Still, even as rooftops groan and wires lie broken, Kashmiri winter carries its own warmth in memory and ritual. From hundreds of miles away I find myself longing for namkeen chai—the salty pink tea made with green tea, baking soda, milk, and cardamom, poured steaming from a samovar and sipped beside the gentle heat of a kangri tucked inside a pheran. I miss Rogan Josh, that slow-cooked lamb curry fragrant with fennel, ginger, and Kashmiri red chilli, its colour as deep as the emotion behind it. I miss the quiet comfort of Aloo Haakh and Wangan Haakh—potatoes and greens, or eggplant, simmered simply yet perfectly with asafoetida and green chilli. And most of all I miss Harisa on freezing mornings: that rich, overnight-cooked porridge of mutton, wheat, and spices that arrives like a warm embrace.

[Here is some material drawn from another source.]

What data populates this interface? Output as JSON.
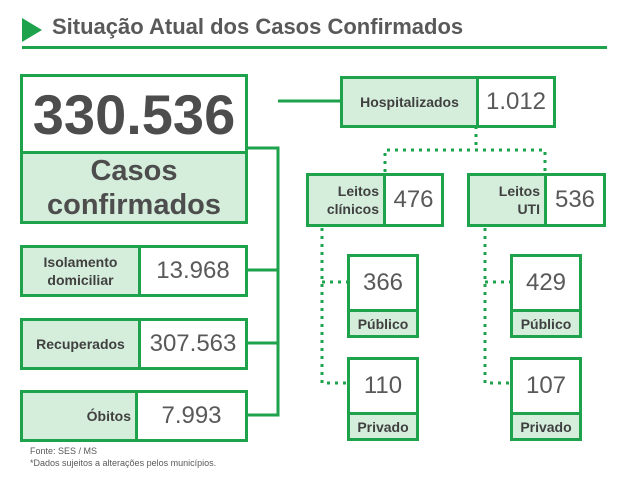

There is something special about winter food in Kashmir. The cold outside makes every flavour inside more intense, more necessary, more full of meaning. These dishes are not just meals; they are stories—of grandmothers stirring pots at dawn, of families gathered around the fire, of laughter echoing against the sound of wind outside. They are tradition served on a plate, memory tasted with every bite.

Snow in Kashmir is many things at once. For farmers it is hope stored in glaciers and rivers. For children it is joy—snowmen, snowball fights, red cheeks, and wet mittens. For poets and dreamers it is inspiration, lines of longing written by lamplight. And for those of us living away, it is a bittersweet ache, a homesickness that sharpens with every photograph of fresh powder on the news.

I close my eyes and imagine it: the soft crunch underfoot, the clean scent of pine and woodsmoke in the air, the warmth of namkeen chai cradled in my palms, the aroma of spices drifting from the kitchen. I see Kashmir glowing beneath its crown of snow, quiet, patient, and impossibly beautiful.

Kashmir, you are more than a place. You are feeling, flavour, memory, and prayer. Snow may bend roofs and break lines, but it cannot touch your spirit. Winters may be harsh, yet your magic endures—resilient, timeless, and waiting.

Someday soon, inshallah, I will come home—to your snowfall, your food, your warmth, and the love that has never left.